To activate hicExplorer, let’s run:
conda activate python36
hicNormalize --matrices ZmEn_1_10k.cool ZmEn_2_10k.cool ZmMC_1_10k.cool ZmMC_2_10k.cool --normalize smallest -o ZmEn_1_10k_norm.cool ZmEn_2_10k_norm.cool ZmMC_1_10k_norm.cool ZmMC_2_10k_norm.cool
Bin level filtering is necesary to remove low count bins. An approach is the “MAD-max” filter. To decide filtering values for this filter we can run a diagnostic plot of a histogram of counts per bin, together with the MAD statistic.
hicCorrectMatrix diagnostic_plot --matrix ZmEn_1_10k_norm.cool -o ZmEn_1_diagnostic_10kb.png
Let’s explore the diagnostic plot and choose the cutoff values.
open ZmEn_1_diagnostic_10kb.png
After deciding on minimum and maximum values, we can proceed to correct the matrix.
hicCorrectMatrix correct --matrix ZmEn_1_10k_norm.cool --correctionMethod ICE --outFileName ZmEn_1_10k_corrected.cool --filterThreshold -2.5 5
Challenge:
- Correct matrices for the remaining replicates and conditions.
Matrix QC
When working with an experimental design that has multiple conditions and replicates, it is useful to assess how similar the replicates are, and how different the conditions are.

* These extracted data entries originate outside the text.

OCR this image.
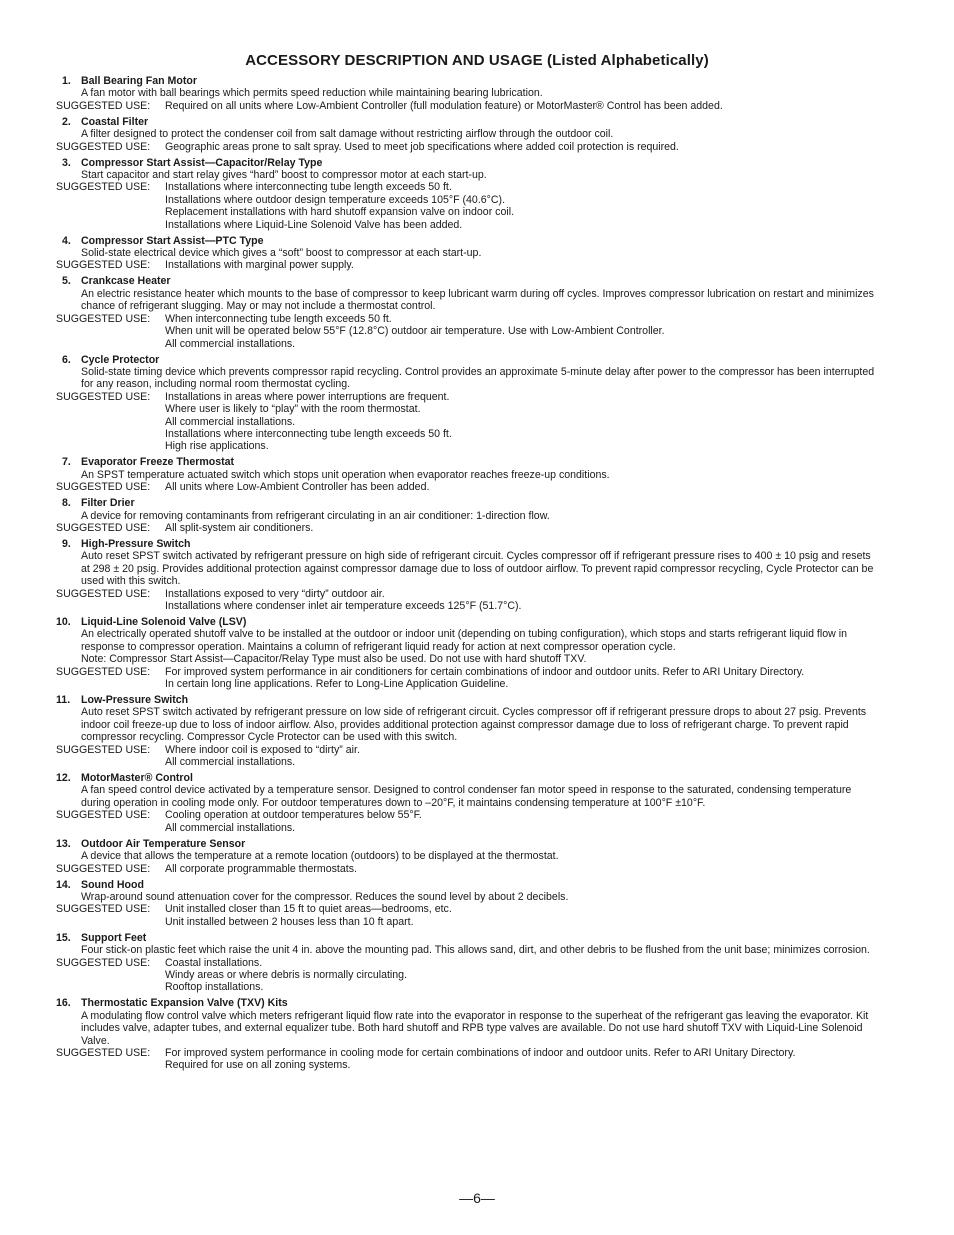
ACCESSORY DESCRIPTION AND USAGE (Listed Alphabetically)
1. Ball Bearing Fan Motor
A fan motor with ball bearings which permits speed reduction while maintaining bearing lubrication.
SUGGESTED USE:	Required on all units where Low-Ambient Controller (full modulation feature) or MotorMaster® Control has been added.
2. Coastal Filter
A filter designed to protect the condenser coil from salt damage without restricting airflow through the outdoor coil.
SUGGESTED USE:	Geographic areas prone to salt spray. Used to meet job specifications where added coil protection is required.
3. Compressor Start Assist—Capacitor/Relay Type
Start capacitor and start relay gives “hard” boost to compressor motor at each start-up.
SUGGESTED USE:	Installations where interconnecting tube length exceeds 50 ft.
Installations where outdoor design temperature exceeds 105°F (40.6°C).
Replacement installations with hard shutoff expansion valve on indoor coil.
Installations where Liquid-Line Solenoid Valve has been added.
4. Compressor Start Assist—PTC Type
Solid-state electrical device which gives a “soft” boost to compressor at each start-up.
SUGGESTED USE:	Installations with marginal power supply.
5. Crankcase Heater
An electric resistance heater which mounts to the base of compressor to keep lubricant warm during off cycles. Improves compressor lubrication on restart and minimizes chance of refrigerant slugging. May or may not include a thermostat control.
SUGGESTED USE:	When interconnecting tube length exceeds 50 ft.
When unit will be operated below 55°F (12.8°C) outdoor air temperature. Use with Low-Ambient Controller.
All commercial installations.
6. Cycle Protector
Solid-state timing device which prevents compressor rapid recycling. Control provides an approximate 5-minute delay after power to the compressor has been interrupted for any reason, including normal room thermostat cycling.
SUGGESTED USE:	Installations in areas where power interruptions are frequent.
Where user is likely to “play” with the room thermostat.
All commercial installations.
Installations where interconnecting tube length exceeds 50 ft.
High rise applications.
7. Evaporator Freeze Thermostat
An SPST temperature actuated switch which stops unit operation when evaporator reaches freeze-up conditions.
SUGGESTED USE:	All units where Low-Ambient Controller has been added.
8. Filter Drier
A device for removing contaminants from refrigerant circulating in an air conditioner: 1-direction flow.
SUGGESTED USE:	All split-system air conditioners.
9. High-Pressure Switch
Auto reset SPST switch activated by refrigerant pressure on high side of refrigerant circuit. Cycles compressor off if refrigerant pressure rises to 400 ± 10 psig and resets at 298 ± 20 psig. Provides additional protection against compressor damage due to loss of outdoor airflow. To prevent rapid compressor recycling, Cycle Protector can be used with this switch.
SUGGESTED USE:	Installations exposed to very “dirty” outdoor air.
Installations where condenser inlet air temperature exceeds 125°F (51.7°C).
10. Liquid-Line Solenoid Valve (LSV)
An electrically operated shutoff valve to be installed at the outdoor or indoor unit (depending on tubing configuration), which stops and starts refrigerant liquid flow in response to compressor operation. Maintains a column of refrigerant liquid ready for action at next compressor operation cycle.
Note: Compressor Start Assist—Capacitor/Relay Type must also be used. Do not use with hard shutoff TXV.
SUGGESTED USE:	For improved system performance in air conditioners for certain combinations of indoor and outdoor units. Refer to ARI Unitary Directory.
In certain long line applications. Refer to Long-Line Application Guideline.
11. Low-Pressure Switch
Auto reset SPST switch activated by refrigerant pressure on low side of refrigerant circuit. Cycles compressor off if refrigerant pressure drops to about 27 psig. Prevents indoor coil freeze-up due to loss of indoor airflow. Also, provides additional protection against compressor damage due to loss of refrigerant charge. To prevent rapid compressor recycling. Compressor Cycle Protector can be used with this switch.
SUGGESTED USE:	Where indoor coil is exposed to “dirty” air.
All commercial installations.
12. MotorMaster® Control
A fan speed control device activated by a temperature sensor. Designed to control condenser fan motor speed in response to the saturated, condensing temperature during operation in cooling mode only. For outdoor temperatures down to –20°F, it maintains condensing temperature at 100°F ±10°F.
SUGGESTED USE:	Cooling operation at outdoor temperatures below 55°F.
All commercial installations.
13. Outdoor Air Temperature Sensor
A device that allows the temperature at a remote location (outdoors) to be displayed at the thermostat.
SUGGESTED USE:	All corporate programmable thermostats.
14. Sound Hood
Wrap-around sound attenuation cover for the compressor. Reduces the sound level by about 2 decibels.
SUGGESTED USE:	Unit installed closer than 15 ft to quiet areas—bedrooms, etc.
Unit installed between 2 houses less than 10 ft apart.
15. Support Feet
Four stick-on plastic feet which raise the unit 4 in. above the mounting pad. This allows sand, dirt, and other debris to be flushed from the unit base; minimizes corrosion.
SUGGESTED USE:	Coastal installations.
Windy areas or where debris is normally circulating.
Rooftop installations.
16. Thermostatic Expansion Valve (TXV) Kits
A modulating flow control valve which meters refrigerant liquid flow rate into the evaporator in response to the superheat of the refrigerant gas leaving the evaporator. Kit includes valve, adapter tubes, and external equalizer tube. Both hard shutoff and RPB type valves are available. Do not use hard shutoff TXV with Liquid-Line Solenoid Valve.
SUGGESTED USE:	For improved system performance in cooling mode for certain combinations of indoor and outdoor units. Refer to ARI Unitary Directory.
Required for use on all zoning systems.
—6—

One approach for global comparison is to plot the linear distance versus the contact frequency. The interaction frequency should decay with distance. However, the shape of the decay curve is often characteristic of a single experimental condition. Replicates should have similar decay curves, while conditions should have different ones.
hicPlotDistVsCounts --matrices ZmEn_1_10k_corrected.cool ZmEn_2_10k_corrected.cool ZmMC_1_10k_corrected.cool ZmMC_2_10k_corrected.cool -o plot_vs_counts.png
Another approach is to assess the correlation of counts between replicates and conditions. Replicates should have a higher correlation than conditions.

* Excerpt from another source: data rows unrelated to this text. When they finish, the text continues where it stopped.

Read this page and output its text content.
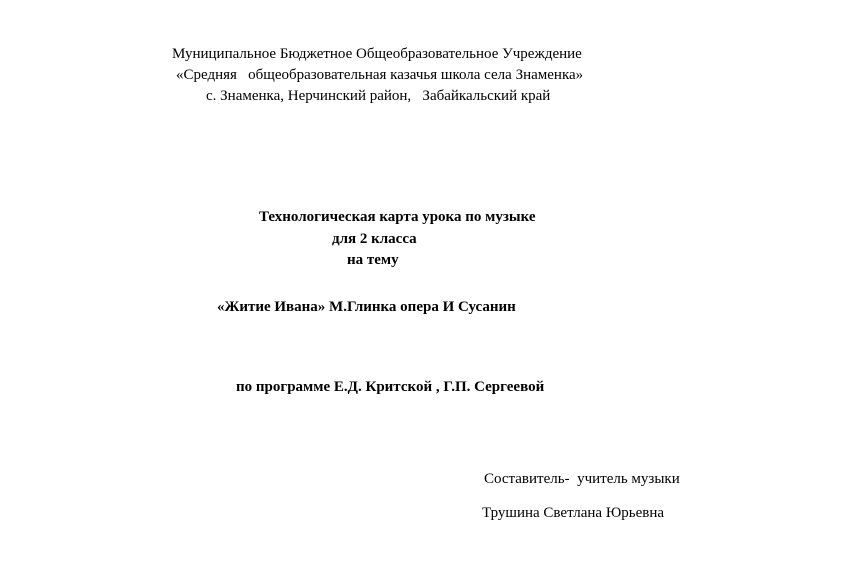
Муниципальное Бюджетное Общеобразовательное Учреждение
«Средняя   общеобразовательная казачья школа села Знаменка»
с. Знаменка, Нерчинский район,   Забайкальский край
Технологическая карта урока по музыке
для 2 класса
на тему
«Житие Ивана» М.Глинка опера И Сусанин
по программе Е.Д. Критской , Г.П. Сергеевой
Составитель-  учитель музыки
Трушина Светлана Юрьевна
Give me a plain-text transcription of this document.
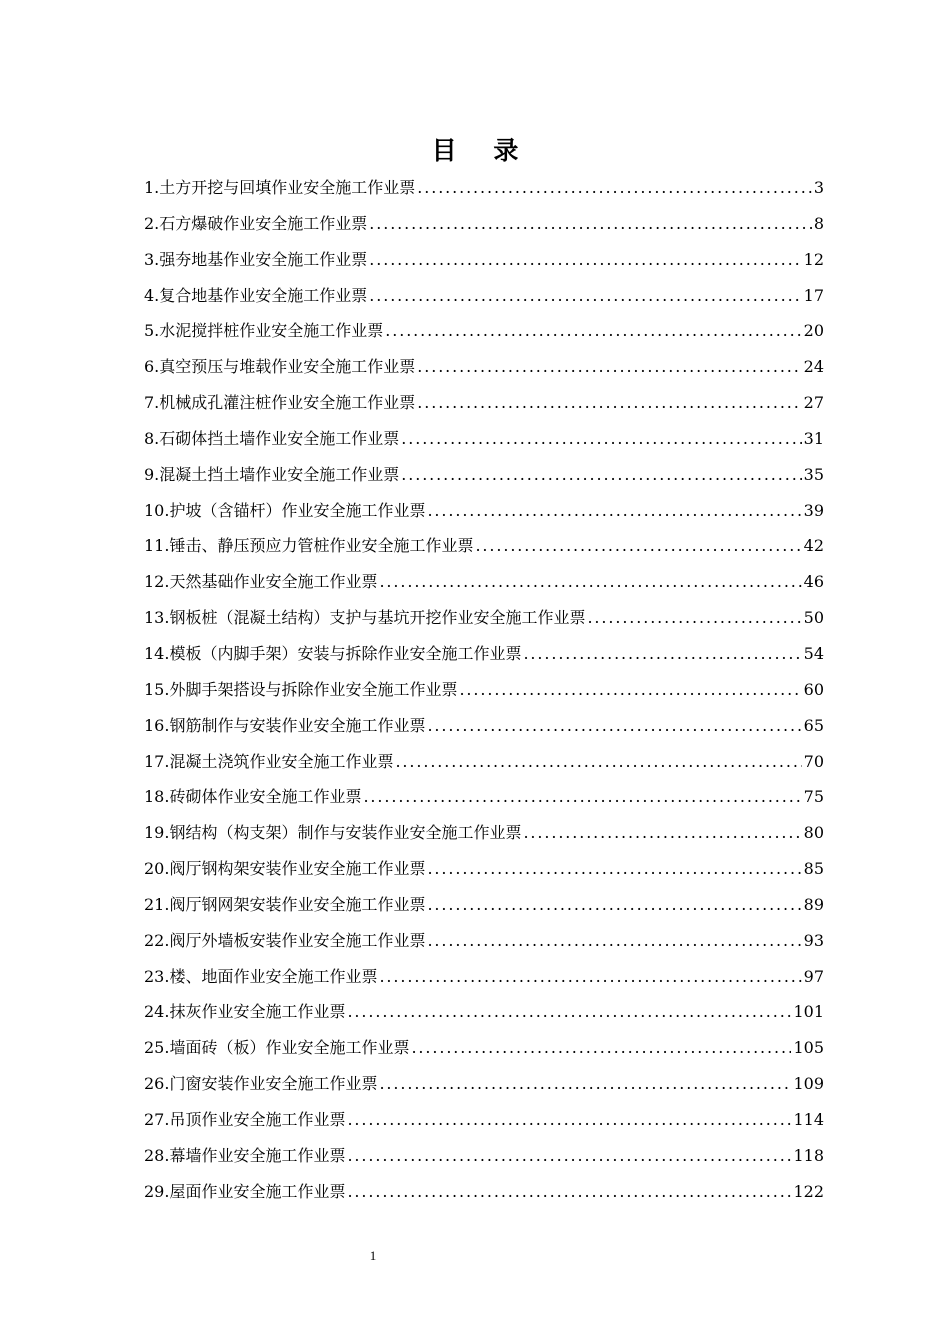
目 录
1.土方开挖与回填作业安全施工作业票 . . .	3
2.石方爆破作业安全施工作业票 . . .	8
3.强夯地基作业安全施工作业票 . . .	12
4.复合地基作业安全施工作业票 . . .	17
5.水泥搅拌桩作业安全施工作业票 . . .	20
6.真空预压与堆载作业安全施工作业票 . . .	24
7.机械成孔灌注桩作业安全施工作业票 . . .	27
8.石砌体挡土墙作业安全施工作业票 . . .	31
9.混凝土挡土墙作业安全施工作业票 . . .	35
10.护坡（含锚杆）作业安全施工作业票 . . .	39
11.锤击、静压预应力管桩作业安全施工作业票 . . .	42
12.天然基础作业安全施工作业票 . . .	46
13.钢板桩（混凝土结构）支护与基坑开挖作业安全施工作业票 . . .	50
14.模板（内脚手架）安装与拆除作业安全施工作业票 . . .	54
15.外脚手架搭设与拆除作业安全施工作业票 . . .	60
16.钢筋制作与安装作业安全施工作业票 . . .	65
17.混凝土浇筑作业安全施工作业票 . . .	70
18.砖砌体作业安全施工作业票 . . .	75
19.钢结构（构支架）制作与安装作业安全施工作业票 . . .	80
20.阀厅钢构架安装作业安全施工作业票 . . .	85
21.阀厅钢网架安装作业安全施工作业票 . . .	89
22.阀厅外墙板安装作业安全施工作业票 . . .	93
23.楼、地面作业安全施工作业票 . . .	97
24.抹灰作业安全施工作业票 . . .	101
25.墙面砖（板）作业安全施工作业票 . . .	105
26.门窗安装作业安全施工作业票 . . .	109
27.吊顶作业安全施工作业票 . . .	114
28.幕墙作业安全施工作业票 . . .	118
29.屋面作业安全施工作业票 . . .	122
1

hicCorrelate --log1p --matrices ZmEn_1_10k.cool ZmEn_2_10k.cool ZmMC_1_10k.cool ZmMC_2_10k.cool --range 20000:500000 -oh between_matrix_cor_h.png -os between_matrix_cor_s.png
Sum matrices
A common practice in HiC data is to sum biological replicate matrices in order to increase sequencing depth, and thus matrix resolution. This can be done after checking that the biological replicates are indeed similar. It is advised to also conduct downstream analyses separately on each replicate to assess differences at those levels.
hicSumMatrices -m ZmEn_1_10k.cool ZmEn_2_10k.cool -o ZmEn_10k.cool
hicSumMatrices -m ZmMC_1_10k.cool ZmMC_2_10k.cool -o ZmMC_10k.cool
.hic
The .hic is mainly supported by juicer, juicer_tools, and juicebox from the Aiden lab. It is a binary format that stores a HiC matrix with multiple bin sizes and corrections in a single file.
Let’s convert our .pairs file to a .hic file.
The juicer_tools pre command bins and corrects the HiC matrix at several resolutions.
java -Xmx1G -jar /usr/local/src/juicer/juicer_tools_1.13.02.jar pre ZmEn_HiC_2_1_2.hicup.bsorted.pairs ZmEn_HiC_2.hic chr_file.txt
The resulting .hic file stores the matrix at various resolutions, as well as different corrections. This file can be directly uploaded to juicebox for visualization, and is ready to use with juicer_tools.